How to improve the efficiency of python reptile

Open thread pool:

  • Thread Pool
    • asyncio
      • Special Function
      • Coroutine
      • The task object
        • The task object binding
      • Event Loop
  • from multiprocessing.dummy import Pool
  • map(func,alist):
    • Can make func callback process each list element in alist, this treatment process is based on asynchronous.

In [7]:

import requests
import time
from multiprocessing.dummy import Pool
start = time.time()
pool = Pool(3)
urls = [
    'http://127.0.0.1:5000/index',
    'http://127.0.0.1:5000/index',
    'http://127.0.0.1:5000/index'
]
#用作与网络请求(耗时)
def req(url):
    return requests.get(url).text

page_text_list = pool.map(req,urls)
print(page_text_list)
print('总耗时:',time.time()-start)


['hello bobo!!!', 'hello bobo!!!', 'hello bobo!!!']
总耗时: 2.1126856803894043

+ Single-threaded asynchronous multi-task coroutine asyncio

Initial 1.asyncio

import asyncio
from time import sleep

#特殊的函数
async def get_request(url):
    print('正在下载:',url)
    sleep(2)
    print('下载完毕:',url)

    return 'page_text'
#回调函数的定义(普通的函数)
def parse(task):
    #参数表示的就是任务对象
    print('i am callback!!!',task.result())

#特殊函数的调用
c = get_request('www.1.com')

#创建一个任务对象
task = asyncio.ensure_future(c)
#给任务对象绑定一个回调函数
task.add_done_callback(parse)

#创建一个事件循环对象
loop = asyncio.get_event_loop()
#将任务对象注册到该对象中并且开启该对象
loop.run_until_complete(task)#让loop执行了一个任务
Explanation:
- ##### 特殊函数:

  - 就是async关键字修饰的一个函数的定义
  - 特殊之处:
    - 特殊函数被调用后会返回一个协程对象
    - 特殊函数调用后内部的程序语句没有被立即执行

- ##### 协程

  - 对象,协程==特殊的函数。
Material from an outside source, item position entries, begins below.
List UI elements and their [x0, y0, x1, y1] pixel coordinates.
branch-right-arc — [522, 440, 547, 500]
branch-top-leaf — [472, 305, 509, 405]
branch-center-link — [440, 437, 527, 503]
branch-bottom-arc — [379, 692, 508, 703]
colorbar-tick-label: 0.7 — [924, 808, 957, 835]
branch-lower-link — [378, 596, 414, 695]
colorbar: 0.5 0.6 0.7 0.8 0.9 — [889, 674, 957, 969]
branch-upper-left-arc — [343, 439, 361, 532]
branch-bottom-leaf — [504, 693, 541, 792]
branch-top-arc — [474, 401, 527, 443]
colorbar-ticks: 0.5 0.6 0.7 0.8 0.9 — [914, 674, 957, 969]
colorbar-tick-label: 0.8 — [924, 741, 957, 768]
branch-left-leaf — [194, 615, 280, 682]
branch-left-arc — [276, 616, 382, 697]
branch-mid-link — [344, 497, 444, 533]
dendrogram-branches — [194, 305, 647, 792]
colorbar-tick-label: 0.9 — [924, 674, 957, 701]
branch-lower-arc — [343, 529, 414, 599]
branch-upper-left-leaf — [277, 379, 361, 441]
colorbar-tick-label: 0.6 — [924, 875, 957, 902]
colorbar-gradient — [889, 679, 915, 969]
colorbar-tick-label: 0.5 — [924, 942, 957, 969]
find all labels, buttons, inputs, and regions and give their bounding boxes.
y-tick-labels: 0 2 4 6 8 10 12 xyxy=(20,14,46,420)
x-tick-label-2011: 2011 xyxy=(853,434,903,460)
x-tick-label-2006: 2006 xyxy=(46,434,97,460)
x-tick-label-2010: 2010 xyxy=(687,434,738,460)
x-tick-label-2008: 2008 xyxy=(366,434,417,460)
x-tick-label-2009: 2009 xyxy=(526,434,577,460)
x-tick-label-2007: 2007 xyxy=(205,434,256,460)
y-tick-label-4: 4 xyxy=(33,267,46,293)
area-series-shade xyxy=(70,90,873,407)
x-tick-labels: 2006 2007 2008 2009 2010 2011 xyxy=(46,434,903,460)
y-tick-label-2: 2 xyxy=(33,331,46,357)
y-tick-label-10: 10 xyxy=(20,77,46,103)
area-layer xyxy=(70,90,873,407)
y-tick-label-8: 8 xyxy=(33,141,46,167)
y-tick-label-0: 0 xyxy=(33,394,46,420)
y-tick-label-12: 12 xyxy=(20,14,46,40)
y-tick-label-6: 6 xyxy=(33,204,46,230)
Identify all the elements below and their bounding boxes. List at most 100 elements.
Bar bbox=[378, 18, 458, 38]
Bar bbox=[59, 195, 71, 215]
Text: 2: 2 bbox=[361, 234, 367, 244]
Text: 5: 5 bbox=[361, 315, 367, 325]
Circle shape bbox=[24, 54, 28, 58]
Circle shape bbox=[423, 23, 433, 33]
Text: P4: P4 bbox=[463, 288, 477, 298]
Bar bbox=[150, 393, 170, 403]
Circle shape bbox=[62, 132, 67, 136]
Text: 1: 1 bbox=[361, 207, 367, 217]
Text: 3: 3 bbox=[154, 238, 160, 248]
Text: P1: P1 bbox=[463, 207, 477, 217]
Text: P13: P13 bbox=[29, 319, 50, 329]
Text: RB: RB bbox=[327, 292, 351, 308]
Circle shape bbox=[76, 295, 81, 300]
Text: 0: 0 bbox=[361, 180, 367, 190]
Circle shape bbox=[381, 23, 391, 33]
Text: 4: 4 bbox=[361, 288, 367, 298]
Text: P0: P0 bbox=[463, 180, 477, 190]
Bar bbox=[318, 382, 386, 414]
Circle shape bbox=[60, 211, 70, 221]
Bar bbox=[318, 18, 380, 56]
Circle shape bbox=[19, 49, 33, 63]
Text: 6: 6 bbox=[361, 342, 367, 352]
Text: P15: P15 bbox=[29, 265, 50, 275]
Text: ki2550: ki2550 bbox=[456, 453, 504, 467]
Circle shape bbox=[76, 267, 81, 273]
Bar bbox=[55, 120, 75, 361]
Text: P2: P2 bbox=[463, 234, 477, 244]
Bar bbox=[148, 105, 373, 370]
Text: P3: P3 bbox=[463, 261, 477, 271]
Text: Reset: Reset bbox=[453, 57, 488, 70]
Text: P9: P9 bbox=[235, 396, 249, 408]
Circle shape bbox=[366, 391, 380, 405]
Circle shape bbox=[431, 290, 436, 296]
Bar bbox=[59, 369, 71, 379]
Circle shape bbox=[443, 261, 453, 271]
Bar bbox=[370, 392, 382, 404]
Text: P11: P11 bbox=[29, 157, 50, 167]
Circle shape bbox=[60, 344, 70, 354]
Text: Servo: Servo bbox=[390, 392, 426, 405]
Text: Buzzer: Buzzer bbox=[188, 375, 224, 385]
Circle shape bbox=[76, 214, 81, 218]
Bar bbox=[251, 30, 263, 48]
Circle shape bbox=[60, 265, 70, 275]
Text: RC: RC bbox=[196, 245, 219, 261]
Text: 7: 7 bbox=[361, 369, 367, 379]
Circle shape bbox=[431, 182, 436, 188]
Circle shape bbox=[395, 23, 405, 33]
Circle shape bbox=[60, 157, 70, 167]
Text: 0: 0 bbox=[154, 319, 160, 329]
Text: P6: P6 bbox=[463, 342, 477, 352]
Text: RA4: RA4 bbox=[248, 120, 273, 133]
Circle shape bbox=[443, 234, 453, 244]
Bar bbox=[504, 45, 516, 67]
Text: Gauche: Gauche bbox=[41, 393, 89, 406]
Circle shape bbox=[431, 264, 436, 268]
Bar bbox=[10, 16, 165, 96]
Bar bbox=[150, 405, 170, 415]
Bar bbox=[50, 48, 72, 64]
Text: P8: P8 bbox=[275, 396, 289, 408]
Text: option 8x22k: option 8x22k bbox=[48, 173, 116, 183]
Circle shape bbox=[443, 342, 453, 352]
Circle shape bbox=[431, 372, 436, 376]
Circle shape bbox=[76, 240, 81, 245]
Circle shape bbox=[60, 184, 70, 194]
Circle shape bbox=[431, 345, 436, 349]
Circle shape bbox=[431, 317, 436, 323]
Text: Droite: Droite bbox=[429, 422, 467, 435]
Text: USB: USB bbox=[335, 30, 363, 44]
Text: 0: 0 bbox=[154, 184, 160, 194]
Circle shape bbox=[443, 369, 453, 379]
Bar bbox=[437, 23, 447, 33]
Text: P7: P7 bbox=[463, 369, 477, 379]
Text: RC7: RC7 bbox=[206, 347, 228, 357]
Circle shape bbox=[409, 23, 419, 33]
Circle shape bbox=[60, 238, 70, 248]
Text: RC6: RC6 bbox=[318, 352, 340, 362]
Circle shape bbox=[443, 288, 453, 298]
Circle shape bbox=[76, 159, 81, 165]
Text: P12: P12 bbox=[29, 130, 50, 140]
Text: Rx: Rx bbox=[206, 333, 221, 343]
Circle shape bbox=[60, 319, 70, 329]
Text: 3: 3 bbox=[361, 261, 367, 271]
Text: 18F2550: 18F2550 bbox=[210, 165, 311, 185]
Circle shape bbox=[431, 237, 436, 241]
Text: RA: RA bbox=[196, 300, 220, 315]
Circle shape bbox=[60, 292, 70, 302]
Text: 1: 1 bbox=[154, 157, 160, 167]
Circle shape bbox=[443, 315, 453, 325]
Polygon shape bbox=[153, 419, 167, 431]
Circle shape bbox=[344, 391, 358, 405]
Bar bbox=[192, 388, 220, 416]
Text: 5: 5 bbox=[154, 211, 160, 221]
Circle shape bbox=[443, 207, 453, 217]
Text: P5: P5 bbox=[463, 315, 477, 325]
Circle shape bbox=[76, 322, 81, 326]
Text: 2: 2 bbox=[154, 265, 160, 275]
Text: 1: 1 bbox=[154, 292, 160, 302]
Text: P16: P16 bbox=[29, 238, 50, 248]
协程表示的就是一组特定的操作。

- ##### 任务对象

  - 高级的协程(对协程的进一步的封装)
    - 任务对象==协程==特殊的函数
      - 任务对象==特殊的函数
  - 绑定回调: 
    - task.add_done_callback(task)
      - 参数task:当前回调函数对应的任务对象
      - task.result():返回的就是任务对象对应的特殊函数的返回值

- ##### 事件循环对象

  - 创建事件循环对象
  - 将任务对象注册到该对象中并且开启该对象
  - 作用:loop可以将其内部注册的所有的任务对象进行异步执行

- ##### 挂起:

  就是交出cpu的使用权。
Multitasking asynchronous reptiles:
import asyncio
import requests
import time
from bs4 import BeautifulSoup
#将被请求的url全部整合到一个列表中
urls = ['http://127.0.0.1:5000/bobo','http://127.0.0.1:5000/jay','http://127.0.0.1:5000/tom']
start = time.time()

async def get_request(url):
    #requests模块不支持异步,中断了整个的异步效果
    page_text = requests.get(url).text
    return page_text

def parse(task):
    page_text = task.result()
    soup = BeautifulSoup(page_text,'lxml')
    data = soup.find('div',class_="tang").text
    print(data)
tasks = []
for url in urls:
    c = get_request(url)
    task = asyncio.ensure_future(c)
    task.add_done_callback(parse)
    tasks.append(task)

loop = asyncio.get_event_loop()
loop.run_until_complete(asyncio.wait(tasks))

print('总耗时:',time.time()-start)
  • [Emphasis] in the realization of special internal function, the code does not appear to support asynchronous modules, if there is,
    it will interrupt the entire asynchronous effect! ! !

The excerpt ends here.